Rolling out a new limit safely: deploy with "alert" for 1–2 weeks, observe the governance.alert event rate, then flip to "terminate".

Event surface

Two new AgentEventName values surface in 0.3.0:

  • governance.breach — emitted before GovernanceBreachError raises so downstream sinks see the breach in the audit log even when the exception propagates past them.
  • governance.alert — emitted once per evaluation per breached alert-mode limit.

Both carry data = {limit_name, observed, ceiling, scope} for sink serialization.

Composing with UsageLimits

These two primitives are not redundant — they sit at different layers.

sess = AgentSession(
    role="writer",
    phase="draft",
    # Soft cap: agent code can catch UsageLimitExceededError and react.
    usage_limits=UsageLimits(total_tokens_max=200_000),
    # Hard cap: governance breach terminates the session regardless.
    governance=GovernancePlane(
        limits=(MaxBudgetLimit(value=10.00, on_breach="terminate"),),
    ),
)

A common pattern is: usage_limits cap at 80% of the budget, governance hard-stop at 100%. The agent gets a recoverable warning before the session dies.

Tuning the knobs

Knob Reasonable range Notes
MaxIterationsLimit.value 10–50 for production loops Same default as OpenAI Agents SDK.
MaxBudgetLimit.value per-customer / per-session limit Pair with UsageLimits.cost_usd_max at 80%.
MaxConsecutiveFailuresLimit.value 2–5 Below 2 is twitchy; above 5 hides real reliability bugs.
MaxToolCallsLimit.value 5×–10× expected Useful as an alert before flipping to terminate.
on_breach="alert" Always start here for new limits Measure first, terminate second.

Anti-patterns

  • Catching GovernanceBreachError and retrying.
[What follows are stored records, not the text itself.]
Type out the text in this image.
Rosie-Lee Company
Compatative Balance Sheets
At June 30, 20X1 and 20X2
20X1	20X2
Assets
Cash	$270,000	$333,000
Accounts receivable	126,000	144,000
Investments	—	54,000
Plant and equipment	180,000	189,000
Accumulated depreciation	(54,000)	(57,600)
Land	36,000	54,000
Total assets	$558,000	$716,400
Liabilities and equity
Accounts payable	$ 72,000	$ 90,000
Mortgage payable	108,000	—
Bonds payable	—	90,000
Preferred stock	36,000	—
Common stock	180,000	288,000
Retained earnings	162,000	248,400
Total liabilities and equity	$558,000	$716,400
Don't. The point of the plane is that the agent cannot bypass it. If you want recoverable behavior, use UsageLimits instead.
  • Putting business logic in GovernanceState.record_*. The state object is a counter; do not subclass it to fire side effects on every tick. Add a custom EventSink for that.
  • One plane per turn. Construct the plane once and pass it to AgentSession; do not create a new plane on each turn — counters reset.
  • Mixing "alert" and "terminate" randomly across limits. Pick a rollout phase per limit, document it, and don't half-migrate.